Une décision difficile à prendre
Je m’arrête incrédule alors que cela ne fait qu’un peu plus de deux heures que je suis parti. Je ne sais pas quoi faire et je m’assois. Je me couvre car en marchant j’ai attrapé froid, je bois, je mange et je décide de continuer en marchant. Si jamais la douleur passe je pourrais peut être trottiné jusqu’à l’arrivée et finir. J’alterne marche et course me faisant doubler par des centaines de coureurs. Une douleur au genou m’empêche maintenant de courir et je commence à me dire que même en marchant ça va être dur. Faire 40 kms en marchant ça prend normalement plus de 8 heure…
Marche ou dors
Je me rattache maintenant à l’idée de me dire que je vais tenir jusqu’au levé du soleil car c’est un joli spectacle. A chaque ravito c’est compliqué de trouver une navette et j’ai trop peur de me refroidir en attendant sur place trop longtemps alors je continue. Je ne suis pas équipé et en marchant j’ai froid d’autant que je commence à être très fatigué. J’essaye de marcher vite mais je dors à moitié debout. Le jour se lève dans la descente sur Beaunant. Le temps c’est compressé et je me dis que je vais peut être finalement finir.
La fin sans moyen
Après la bosse de Ste Foy où je double beaucoup de monde, je me fais doubler par une fille qui avance comme un bolide en marchant. Comme moi elle est blessée et nous nous tirons la bourre pendant quelques kilomètres avant d’engager la discussion.
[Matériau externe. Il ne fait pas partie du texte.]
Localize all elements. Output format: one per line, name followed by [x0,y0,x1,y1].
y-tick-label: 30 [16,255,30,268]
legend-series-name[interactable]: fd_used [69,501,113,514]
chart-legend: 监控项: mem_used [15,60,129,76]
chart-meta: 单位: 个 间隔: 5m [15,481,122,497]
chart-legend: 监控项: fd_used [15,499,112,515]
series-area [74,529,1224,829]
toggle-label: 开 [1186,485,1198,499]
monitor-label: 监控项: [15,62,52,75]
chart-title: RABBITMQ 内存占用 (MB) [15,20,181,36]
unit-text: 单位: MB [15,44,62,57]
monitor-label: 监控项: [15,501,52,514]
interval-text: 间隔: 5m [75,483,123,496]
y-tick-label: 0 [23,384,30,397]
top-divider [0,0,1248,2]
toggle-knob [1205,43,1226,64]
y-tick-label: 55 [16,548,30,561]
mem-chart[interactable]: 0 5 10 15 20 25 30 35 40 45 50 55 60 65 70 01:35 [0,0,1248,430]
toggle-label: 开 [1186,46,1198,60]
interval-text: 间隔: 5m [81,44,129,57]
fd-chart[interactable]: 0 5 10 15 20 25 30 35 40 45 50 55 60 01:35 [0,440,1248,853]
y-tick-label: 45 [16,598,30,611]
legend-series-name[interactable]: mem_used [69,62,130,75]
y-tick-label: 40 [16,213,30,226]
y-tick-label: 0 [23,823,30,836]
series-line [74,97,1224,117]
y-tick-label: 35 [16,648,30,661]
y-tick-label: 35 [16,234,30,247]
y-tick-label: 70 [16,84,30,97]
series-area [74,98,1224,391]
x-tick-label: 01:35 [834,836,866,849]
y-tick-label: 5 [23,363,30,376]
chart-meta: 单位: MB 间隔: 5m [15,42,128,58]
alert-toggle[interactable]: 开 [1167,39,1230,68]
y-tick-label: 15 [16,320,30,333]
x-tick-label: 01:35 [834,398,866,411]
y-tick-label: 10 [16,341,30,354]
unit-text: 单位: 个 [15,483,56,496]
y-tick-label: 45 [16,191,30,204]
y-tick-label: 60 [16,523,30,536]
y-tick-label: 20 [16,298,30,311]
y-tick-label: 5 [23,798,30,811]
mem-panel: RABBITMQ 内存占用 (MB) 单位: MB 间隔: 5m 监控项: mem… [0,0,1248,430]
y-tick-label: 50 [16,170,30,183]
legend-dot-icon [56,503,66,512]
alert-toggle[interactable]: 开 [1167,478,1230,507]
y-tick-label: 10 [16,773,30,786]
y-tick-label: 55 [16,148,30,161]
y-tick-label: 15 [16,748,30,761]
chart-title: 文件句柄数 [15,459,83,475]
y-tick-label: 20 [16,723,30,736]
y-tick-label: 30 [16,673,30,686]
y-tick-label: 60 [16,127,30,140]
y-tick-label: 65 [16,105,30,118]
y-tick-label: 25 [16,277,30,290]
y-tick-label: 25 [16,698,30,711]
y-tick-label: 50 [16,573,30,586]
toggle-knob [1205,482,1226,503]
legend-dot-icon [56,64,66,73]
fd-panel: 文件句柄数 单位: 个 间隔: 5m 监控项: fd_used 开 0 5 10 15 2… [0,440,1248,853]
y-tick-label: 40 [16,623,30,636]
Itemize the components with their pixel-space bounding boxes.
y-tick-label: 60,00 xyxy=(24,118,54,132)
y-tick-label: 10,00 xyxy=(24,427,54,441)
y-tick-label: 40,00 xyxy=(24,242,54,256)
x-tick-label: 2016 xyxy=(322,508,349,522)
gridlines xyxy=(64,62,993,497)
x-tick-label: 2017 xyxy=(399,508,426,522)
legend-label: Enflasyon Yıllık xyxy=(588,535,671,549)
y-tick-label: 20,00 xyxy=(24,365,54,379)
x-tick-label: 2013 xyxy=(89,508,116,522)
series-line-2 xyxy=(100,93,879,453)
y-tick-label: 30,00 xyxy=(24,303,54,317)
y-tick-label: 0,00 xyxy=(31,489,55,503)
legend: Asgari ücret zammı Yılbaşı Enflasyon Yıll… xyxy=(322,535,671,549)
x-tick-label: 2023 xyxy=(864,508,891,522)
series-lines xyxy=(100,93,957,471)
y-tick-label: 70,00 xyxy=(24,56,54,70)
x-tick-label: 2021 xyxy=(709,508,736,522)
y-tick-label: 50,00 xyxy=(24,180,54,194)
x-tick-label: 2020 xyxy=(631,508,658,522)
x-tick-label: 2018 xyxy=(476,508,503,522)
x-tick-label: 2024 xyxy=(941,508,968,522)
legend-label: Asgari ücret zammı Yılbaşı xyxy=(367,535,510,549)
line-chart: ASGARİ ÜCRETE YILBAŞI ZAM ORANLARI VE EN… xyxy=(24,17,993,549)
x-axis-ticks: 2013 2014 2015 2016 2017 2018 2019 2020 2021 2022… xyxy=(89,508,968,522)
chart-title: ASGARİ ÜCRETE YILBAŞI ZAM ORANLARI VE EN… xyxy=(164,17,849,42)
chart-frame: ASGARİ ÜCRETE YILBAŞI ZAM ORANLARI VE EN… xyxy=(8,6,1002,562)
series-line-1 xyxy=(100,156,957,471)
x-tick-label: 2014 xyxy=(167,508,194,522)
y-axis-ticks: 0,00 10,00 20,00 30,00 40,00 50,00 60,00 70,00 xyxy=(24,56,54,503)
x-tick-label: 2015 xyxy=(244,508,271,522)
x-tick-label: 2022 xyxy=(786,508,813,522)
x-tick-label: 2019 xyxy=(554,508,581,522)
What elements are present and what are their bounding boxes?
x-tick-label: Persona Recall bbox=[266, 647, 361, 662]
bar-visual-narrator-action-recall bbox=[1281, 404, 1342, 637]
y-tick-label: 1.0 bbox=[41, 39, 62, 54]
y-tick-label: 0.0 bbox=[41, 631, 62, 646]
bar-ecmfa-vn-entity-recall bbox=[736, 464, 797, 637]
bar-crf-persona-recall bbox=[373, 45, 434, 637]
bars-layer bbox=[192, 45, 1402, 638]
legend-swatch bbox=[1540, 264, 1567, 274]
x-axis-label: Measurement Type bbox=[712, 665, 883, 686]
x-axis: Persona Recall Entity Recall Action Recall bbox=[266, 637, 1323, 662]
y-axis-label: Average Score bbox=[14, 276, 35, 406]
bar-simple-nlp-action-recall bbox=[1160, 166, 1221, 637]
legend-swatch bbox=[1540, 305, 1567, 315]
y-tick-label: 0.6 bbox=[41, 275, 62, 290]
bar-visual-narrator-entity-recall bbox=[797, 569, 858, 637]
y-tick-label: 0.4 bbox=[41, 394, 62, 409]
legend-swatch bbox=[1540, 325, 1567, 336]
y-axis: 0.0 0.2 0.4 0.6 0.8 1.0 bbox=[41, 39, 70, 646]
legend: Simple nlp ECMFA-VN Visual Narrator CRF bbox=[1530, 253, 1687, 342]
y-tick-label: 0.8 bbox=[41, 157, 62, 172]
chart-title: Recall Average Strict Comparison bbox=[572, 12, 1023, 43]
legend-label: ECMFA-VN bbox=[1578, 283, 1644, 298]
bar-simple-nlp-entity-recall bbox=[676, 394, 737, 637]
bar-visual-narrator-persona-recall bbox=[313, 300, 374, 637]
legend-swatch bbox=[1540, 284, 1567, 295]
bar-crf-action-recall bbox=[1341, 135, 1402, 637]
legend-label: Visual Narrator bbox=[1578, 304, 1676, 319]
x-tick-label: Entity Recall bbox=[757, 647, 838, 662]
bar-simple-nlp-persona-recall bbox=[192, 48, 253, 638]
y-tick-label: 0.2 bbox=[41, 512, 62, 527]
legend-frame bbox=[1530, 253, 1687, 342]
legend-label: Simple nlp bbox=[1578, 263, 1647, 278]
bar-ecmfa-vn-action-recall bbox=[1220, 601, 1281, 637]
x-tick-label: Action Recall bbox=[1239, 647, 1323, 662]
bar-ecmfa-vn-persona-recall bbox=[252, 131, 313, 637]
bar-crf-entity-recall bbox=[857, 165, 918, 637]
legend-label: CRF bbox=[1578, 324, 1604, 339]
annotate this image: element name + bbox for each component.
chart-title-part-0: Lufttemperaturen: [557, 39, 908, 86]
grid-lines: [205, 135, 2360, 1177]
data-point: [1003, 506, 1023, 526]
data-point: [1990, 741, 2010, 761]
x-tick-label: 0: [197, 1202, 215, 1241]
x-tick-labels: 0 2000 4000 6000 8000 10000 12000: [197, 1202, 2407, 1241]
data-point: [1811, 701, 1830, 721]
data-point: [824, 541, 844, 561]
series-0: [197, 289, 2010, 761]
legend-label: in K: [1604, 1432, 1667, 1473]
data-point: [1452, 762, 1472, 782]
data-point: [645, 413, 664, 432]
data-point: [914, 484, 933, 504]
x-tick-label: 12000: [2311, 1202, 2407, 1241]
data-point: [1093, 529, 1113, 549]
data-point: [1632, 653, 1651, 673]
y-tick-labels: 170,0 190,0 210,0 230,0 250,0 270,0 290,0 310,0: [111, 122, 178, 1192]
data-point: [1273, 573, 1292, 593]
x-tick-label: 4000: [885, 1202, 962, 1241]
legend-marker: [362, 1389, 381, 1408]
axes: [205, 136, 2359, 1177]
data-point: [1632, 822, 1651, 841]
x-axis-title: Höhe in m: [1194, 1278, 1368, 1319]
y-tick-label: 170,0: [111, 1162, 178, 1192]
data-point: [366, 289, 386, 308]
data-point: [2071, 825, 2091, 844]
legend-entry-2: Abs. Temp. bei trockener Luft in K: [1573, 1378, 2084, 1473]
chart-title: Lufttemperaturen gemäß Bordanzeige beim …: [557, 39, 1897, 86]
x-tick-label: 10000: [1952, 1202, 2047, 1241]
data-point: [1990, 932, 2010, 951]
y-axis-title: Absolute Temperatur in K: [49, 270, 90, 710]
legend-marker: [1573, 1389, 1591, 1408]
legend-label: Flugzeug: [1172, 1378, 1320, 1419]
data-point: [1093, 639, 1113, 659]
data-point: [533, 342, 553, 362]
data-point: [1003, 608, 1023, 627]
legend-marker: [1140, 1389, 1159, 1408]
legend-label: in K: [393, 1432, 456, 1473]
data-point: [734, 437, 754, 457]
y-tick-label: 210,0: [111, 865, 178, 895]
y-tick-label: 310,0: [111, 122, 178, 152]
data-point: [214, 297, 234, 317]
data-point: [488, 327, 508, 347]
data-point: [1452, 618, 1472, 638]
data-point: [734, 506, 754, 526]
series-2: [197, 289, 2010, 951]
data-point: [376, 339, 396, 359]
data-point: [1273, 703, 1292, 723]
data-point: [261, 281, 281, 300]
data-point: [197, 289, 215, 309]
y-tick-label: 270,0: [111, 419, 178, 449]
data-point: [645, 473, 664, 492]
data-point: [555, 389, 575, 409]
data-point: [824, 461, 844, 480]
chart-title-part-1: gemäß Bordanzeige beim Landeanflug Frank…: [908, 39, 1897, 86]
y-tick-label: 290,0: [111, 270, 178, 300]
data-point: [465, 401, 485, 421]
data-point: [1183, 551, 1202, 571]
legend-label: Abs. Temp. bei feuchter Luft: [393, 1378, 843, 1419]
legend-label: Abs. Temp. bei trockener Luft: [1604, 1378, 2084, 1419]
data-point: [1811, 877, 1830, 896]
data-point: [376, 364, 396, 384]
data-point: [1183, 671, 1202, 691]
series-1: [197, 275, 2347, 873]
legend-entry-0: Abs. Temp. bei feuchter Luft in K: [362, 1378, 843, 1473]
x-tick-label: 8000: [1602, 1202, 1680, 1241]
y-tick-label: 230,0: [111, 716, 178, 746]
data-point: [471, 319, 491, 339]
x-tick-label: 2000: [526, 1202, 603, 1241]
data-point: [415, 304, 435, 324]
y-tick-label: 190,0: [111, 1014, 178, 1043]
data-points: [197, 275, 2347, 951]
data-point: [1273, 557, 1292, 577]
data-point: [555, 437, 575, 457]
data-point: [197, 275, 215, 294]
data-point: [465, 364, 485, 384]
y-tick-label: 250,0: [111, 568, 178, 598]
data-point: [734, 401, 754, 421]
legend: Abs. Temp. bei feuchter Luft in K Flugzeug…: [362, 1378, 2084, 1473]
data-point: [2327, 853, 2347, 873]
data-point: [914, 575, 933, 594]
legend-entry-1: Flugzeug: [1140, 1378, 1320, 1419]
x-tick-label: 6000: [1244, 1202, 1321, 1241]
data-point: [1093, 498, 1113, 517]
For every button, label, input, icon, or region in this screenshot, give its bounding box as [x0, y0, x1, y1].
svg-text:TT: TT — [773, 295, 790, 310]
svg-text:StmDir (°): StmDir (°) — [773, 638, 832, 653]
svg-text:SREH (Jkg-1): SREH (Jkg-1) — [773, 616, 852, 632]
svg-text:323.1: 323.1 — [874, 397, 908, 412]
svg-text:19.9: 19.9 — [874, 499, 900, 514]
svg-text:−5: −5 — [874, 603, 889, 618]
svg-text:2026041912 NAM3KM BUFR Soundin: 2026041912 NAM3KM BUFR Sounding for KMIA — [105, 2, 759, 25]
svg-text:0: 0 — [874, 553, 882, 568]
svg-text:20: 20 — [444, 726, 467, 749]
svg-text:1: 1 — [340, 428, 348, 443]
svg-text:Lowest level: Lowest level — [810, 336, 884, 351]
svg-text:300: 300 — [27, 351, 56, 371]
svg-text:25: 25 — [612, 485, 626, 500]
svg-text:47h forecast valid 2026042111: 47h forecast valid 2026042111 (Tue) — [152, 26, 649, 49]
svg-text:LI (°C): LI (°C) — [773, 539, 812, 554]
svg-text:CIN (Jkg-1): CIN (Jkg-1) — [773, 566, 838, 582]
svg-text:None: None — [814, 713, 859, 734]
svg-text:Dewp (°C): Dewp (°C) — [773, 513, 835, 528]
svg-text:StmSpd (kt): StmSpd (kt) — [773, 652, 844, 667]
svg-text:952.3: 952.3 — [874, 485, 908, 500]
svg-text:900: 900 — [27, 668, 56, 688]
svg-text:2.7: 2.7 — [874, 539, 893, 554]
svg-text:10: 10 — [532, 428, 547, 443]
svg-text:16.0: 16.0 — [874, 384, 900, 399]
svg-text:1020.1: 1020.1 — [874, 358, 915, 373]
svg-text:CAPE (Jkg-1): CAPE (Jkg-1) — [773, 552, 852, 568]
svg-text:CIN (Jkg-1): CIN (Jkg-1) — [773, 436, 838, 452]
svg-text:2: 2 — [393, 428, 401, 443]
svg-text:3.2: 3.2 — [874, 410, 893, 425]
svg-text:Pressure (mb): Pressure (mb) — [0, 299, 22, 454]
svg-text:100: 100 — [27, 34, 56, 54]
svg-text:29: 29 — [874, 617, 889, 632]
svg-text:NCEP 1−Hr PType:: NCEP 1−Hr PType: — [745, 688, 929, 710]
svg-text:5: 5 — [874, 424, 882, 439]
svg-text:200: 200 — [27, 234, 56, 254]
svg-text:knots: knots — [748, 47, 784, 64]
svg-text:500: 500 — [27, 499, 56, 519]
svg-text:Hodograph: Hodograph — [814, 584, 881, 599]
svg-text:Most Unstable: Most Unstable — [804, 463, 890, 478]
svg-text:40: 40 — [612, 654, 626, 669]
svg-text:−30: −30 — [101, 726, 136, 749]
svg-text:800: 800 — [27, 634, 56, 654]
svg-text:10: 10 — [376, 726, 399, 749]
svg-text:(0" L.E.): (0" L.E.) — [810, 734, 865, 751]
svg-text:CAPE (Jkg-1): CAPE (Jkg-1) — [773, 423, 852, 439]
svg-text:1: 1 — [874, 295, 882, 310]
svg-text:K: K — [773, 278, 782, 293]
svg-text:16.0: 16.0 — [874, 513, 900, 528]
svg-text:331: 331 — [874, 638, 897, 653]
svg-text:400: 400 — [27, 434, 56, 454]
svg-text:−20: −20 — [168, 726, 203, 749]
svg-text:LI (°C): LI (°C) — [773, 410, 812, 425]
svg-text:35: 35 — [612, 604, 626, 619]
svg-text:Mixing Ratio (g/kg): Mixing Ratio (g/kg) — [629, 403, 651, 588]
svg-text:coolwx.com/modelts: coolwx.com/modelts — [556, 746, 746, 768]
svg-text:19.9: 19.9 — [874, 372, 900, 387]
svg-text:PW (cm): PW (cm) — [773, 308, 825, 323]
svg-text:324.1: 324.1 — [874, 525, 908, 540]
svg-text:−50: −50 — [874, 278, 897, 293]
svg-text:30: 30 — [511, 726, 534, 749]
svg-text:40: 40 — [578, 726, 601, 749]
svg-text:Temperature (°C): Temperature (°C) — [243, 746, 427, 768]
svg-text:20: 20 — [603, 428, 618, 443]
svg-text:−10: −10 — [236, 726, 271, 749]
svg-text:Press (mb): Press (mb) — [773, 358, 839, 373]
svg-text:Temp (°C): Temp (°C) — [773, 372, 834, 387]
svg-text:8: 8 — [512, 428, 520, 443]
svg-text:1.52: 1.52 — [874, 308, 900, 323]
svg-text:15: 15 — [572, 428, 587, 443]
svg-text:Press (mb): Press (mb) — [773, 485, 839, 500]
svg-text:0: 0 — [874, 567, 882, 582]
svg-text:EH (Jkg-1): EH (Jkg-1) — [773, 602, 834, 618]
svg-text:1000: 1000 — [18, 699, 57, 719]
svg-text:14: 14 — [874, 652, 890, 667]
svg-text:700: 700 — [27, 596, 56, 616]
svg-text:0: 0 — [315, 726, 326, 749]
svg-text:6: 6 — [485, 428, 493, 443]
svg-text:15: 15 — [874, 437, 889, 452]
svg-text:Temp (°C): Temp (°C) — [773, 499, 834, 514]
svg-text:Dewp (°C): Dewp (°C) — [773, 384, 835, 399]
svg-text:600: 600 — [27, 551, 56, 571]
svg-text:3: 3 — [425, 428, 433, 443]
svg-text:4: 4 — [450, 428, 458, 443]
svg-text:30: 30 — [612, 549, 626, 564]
Ca fait du bien de se sentir moins seul et de partager sa détresse. Nous avançons à un bon rythme et avec le soleil c’est agréable d’avoir un peu chaud, d’autant que ça sent l’arrivé. Mon compagnonne d’infortune se force à finir en courant devant les yeux fiers de son mari et de sa famille. Pas de fierté pour moi et je finis en marchant, juste heureux d’être allé jusqu’au bout et ne souhaitant qu’une chose c’est que je n’ai pas fait de conneries et que mes blessures ne soient pas trop grave.
Bilan :
La course de trop d’une saison très longue et bien remplie. J’étais heureux de finir malgré tout mais avec du recul cela laisse un arrière gout étrange et ne met pas du tout en confiance pour la saison à venir.